Lateinamerika steht in den letzten Jahren auch wieder mehr im Fokus der Aufmerksamkeit. Auf deine Frage zurückkommend würde ich sagen, dass neben dem treuen LeserInnenpublikum, ohne das eine solche Zeitschrift nicht überleben kann, ein zweiter Grund von Bedeutung ist. Ich glaube, dass die ila stets offen für kritische Interventionen war/ist und sich nie als Verlautbarungsorgan positioniert hat, das bestimmte Entwicklungen abfeiert. Ich habe oft den Eindruck, dass Lateinamerika für manche Linke als Projektionsfläche dient. Was hierzulande fehlgeschlagen ist oder nicht funktioniert hat, nämlich beispielsweise eine starke soziale Bewegung oder eine Politisierung der Gesellschaft, sieht man nun voller Hoffnung in Lateinamerika und feiert es ab, anstatt die politischen Prozesse mit ihren Widersprüchen, aber auch progressiven Ansätzen zu erfassen. Diese Tendenz zur Glorifizierung sehe ich bei der ila nicht. Ich bin überzeugt, dass unsere LeserInnen das honorieren
Was denkst du, sollte die ila in Zukunft machen?

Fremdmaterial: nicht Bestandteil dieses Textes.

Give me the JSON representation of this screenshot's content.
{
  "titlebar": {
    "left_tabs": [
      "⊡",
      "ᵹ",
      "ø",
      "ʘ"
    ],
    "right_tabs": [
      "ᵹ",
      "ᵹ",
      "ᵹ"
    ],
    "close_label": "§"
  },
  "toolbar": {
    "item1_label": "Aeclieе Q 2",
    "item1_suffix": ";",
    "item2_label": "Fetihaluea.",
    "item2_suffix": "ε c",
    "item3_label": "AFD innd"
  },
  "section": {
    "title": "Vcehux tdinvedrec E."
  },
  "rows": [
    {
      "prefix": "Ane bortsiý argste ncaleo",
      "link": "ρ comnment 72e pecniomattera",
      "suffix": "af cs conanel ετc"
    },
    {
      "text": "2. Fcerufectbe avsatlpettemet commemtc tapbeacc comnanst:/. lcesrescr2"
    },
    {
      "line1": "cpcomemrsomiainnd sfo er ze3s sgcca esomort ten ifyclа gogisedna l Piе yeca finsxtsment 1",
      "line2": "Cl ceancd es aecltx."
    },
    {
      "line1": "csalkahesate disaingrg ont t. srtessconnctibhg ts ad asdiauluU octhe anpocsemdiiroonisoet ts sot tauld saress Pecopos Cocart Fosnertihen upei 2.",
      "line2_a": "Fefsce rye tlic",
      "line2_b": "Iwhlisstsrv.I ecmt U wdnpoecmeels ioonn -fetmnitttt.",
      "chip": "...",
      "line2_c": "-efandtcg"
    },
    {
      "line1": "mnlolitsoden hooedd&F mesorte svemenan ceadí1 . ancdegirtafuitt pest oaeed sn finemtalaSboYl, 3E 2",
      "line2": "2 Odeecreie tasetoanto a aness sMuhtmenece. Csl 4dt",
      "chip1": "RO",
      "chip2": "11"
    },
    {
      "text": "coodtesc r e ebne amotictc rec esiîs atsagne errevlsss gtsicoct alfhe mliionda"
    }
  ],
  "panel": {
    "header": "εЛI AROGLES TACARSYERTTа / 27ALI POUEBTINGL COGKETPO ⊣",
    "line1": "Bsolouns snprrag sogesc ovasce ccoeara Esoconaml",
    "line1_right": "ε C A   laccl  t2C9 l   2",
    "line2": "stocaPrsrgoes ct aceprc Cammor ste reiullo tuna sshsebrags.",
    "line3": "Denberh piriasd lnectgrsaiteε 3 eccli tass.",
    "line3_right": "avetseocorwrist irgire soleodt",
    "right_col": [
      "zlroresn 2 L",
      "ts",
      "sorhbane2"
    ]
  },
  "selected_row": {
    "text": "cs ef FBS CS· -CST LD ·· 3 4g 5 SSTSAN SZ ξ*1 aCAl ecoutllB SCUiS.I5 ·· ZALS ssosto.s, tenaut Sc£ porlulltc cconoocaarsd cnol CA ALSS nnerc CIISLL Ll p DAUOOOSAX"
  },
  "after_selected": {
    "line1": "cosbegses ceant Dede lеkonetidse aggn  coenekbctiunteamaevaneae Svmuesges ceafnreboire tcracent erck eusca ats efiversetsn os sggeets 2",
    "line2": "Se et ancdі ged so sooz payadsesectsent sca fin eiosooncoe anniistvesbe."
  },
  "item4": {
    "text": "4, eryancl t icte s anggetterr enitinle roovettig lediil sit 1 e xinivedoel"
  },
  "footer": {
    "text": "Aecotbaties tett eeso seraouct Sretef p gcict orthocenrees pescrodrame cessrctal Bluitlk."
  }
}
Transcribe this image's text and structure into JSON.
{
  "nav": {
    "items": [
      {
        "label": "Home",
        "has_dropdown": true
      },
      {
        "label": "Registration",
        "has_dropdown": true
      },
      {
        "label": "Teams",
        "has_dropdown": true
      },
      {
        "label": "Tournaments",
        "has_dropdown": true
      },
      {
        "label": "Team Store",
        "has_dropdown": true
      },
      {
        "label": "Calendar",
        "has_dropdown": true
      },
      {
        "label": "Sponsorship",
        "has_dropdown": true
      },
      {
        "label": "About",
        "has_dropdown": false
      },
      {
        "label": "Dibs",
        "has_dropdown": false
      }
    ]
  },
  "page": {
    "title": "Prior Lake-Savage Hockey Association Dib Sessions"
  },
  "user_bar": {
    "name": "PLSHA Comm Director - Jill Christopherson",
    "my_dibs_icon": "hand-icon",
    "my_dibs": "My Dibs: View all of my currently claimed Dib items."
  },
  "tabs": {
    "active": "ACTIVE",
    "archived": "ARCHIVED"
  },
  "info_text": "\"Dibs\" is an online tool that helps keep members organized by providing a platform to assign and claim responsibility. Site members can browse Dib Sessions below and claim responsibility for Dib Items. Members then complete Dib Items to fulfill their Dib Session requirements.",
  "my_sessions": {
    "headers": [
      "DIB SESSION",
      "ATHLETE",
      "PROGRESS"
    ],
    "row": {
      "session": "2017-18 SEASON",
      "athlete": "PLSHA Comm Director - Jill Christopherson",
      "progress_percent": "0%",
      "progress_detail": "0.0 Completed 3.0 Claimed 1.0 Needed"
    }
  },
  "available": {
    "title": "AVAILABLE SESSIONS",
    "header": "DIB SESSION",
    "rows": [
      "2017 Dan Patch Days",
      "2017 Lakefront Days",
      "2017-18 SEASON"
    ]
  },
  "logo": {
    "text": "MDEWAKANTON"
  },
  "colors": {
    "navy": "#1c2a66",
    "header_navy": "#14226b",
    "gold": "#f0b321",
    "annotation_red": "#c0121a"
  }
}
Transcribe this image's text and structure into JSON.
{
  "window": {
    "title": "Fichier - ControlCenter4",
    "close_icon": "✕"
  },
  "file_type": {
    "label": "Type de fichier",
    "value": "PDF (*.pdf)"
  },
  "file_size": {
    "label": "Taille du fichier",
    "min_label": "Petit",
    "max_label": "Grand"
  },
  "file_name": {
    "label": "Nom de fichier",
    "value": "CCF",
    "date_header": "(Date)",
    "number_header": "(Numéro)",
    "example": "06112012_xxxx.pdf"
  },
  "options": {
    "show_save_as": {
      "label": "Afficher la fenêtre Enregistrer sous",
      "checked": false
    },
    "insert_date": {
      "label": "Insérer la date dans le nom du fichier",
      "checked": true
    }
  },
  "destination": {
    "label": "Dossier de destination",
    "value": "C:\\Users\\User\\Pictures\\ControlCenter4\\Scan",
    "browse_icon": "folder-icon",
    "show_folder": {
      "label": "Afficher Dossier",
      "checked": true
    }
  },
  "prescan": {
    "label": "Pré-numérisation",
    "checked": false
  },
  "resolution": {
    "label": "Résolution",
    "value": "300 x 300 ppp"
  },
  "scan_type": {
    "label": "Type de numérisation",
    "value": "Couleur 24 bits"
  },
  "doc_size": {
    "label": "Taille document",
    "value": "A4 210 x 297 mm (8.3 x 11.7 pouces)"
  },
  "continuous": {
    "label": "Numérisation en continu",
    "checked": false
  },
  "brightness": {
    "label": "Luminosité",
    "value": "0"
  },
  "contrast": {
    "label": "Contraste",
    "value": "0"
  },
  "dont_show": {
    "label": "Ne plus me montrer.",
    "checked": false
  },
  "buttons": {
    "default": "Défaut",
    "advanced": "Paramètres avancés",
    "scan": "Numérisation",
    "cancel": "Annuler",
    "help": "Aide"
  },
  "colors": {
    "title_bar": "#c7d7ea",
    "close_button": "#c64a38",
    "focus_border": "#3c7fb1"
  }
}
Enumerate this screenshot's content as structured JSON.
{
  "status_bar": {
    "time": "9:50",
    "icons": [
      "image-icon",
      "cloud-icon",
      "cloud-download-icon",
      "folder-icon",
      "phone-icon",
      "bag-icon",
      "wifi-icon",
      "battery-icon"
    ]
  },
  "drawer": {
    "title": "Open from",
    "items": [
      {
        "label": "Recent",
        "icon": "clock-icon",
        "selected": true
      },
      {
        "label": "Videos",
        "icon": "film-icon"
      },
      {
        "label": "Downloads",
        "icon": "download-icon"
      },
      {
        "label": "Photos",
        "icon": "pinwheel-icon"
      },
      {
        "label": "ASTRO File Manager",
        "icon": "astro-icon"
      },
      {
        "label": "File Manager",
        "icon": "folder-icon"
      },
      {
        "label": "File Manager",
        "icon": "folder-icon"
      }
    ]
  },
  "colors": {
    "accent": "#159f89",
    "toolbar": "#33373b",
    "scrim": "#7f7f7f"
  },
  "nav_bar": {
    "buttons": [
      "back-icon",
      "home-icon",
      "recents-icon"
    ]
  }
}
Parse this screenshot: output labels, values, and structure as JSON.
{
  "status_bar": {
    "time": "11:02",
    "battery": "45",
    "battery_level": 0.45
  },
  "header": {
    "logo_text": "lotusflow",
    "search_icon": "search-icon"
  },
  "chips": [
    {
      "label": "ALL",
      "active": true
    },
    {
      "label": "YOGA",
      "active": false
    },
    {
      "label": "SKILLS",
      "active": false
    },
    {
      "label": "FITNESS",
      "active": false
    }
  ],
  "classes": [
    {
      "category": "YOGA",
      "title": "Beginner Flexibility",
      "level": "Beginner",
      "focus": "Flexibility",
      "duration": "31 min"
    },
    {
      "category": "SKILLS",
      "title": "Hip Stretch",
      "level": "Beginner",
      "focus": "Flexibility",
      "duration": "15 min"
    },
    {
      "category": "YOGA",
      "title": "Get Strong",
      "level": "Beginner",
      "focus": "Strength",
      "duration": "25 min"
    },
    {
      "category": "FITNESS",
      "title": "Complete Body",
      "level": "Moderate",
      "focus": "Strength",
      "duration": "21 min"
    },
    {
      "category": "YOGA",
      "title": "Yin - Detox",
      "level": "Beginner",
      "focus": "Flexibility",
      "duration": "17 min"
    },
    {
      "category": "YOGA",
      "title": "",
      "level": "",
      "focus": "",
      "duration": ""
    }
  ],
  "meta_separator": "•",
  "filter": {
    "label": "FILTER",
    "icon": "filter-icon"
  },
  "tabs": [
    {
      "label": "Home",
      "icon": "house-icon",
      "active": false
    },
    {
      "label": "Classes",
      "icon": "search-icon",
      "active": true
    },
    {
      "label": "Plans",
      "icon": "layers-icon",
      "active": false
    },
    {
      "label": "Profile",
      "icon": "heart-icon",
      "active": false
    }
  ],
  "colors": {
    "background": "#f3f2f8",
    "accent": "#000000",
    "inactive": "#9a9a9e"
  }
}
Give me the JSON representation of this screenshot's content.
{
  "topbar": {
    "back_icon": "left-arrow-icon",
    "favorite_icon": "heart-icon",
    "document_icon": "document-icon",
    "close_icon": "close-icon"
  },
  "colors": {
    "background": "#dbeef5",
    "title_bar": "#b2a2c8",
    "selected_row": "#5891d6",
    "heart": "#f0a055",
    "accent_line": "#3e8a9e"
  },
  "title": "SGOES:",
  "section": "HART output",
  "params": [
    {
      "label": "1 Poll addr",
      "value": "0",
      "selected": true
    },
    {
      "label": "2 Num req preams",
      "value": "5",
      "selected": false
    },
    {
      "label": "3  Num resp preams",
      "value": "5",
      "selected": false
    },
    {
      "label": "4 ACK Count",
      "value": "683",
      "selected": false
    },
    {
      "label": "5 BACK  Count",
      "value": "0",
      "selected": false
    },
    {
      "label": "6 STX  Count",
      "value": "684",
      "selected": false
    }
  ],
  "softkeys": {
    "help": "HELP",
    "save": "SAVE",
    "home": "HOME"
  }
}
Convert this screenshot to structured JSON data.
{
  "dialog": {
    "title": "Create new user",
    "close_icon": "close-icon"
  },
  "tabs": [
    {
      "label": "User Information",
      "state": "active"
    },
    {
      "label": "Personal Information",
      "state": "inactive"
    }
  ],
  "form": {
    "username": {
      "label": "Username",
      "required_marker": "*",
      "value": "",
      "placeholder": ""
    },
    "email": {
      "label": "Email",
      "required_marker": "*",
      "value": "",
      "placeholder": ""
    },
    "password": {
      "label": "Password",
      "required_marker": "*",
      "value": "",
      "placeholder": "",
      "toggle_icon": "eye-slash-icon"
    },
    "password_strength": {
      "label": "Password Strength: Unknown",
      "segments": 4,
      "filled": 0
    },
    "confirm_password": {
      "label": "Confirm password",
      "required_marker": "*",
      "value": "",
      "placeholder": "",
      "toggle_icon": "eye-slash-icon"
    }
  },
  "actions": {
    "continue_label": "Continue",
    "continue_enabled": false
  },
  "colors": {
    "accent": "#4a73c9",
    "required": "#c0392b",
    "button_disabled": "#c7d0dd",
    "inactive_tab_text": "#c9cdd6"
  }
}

Wenn es die ila seit dreißig Jahren gibt, ist das ja auch eine gewisse Auszeichnung und Belohnung, vor allem für die freiwillige Arbeit der Leute. Dreißig Jahre kommen ja nicht von ungefähr. Das ist für die linke Bewegung in Deutschland eine sehr lange konstante Entwicklung und es gibt nur wenig Vergleichbares. Deshalb sollte die ila ihrer Linie treu und für neue Fragestellungen und Entwicklungen offen bleiben.
Glaubst du, dass ein gedrucktes Medium überhaupt eine Zukunft hat, oder wird es in zehn, fünfzehn Jahren derartige Zeitschriften nur noch in elektronischer Form geben?
Was das angeht, bin ich eher konservativ. Das Internet ist sicher wichtig als zusätzliches Medium der Gegenöffentlichkeit, aber da werden die Erwartungen teilweise auch viel zu hoch gesteckt. Wenn Leute irgendwelche Blogs aufmachen, dann ist das immer nur für eine relativ kleine LeserInnenschaft attraktiv. Das gedruckte Medium wird auch weiterhin seine treuen Anhänger behalten. Die Prognosen über das Ende des Buches mit dem Aufkommen des digitalen Zeitalters haben sich bis heute als falsch erwiesen. Statt dessen ist von einer Parallelität verschiedener Medien und Nutzungsgewohnheiten auszugehen. Wir haben ja parallel zur Zeitschrift unsere Website mit der täglich aktualisierten Presseschau zu Lateinamerika, wozu ich viel positives Feedback bekomme. Ich erachte diese Kombination als sinnvoll, so dass die Printausgabe in jedem Fall weiter bestehen sollte und auch wird.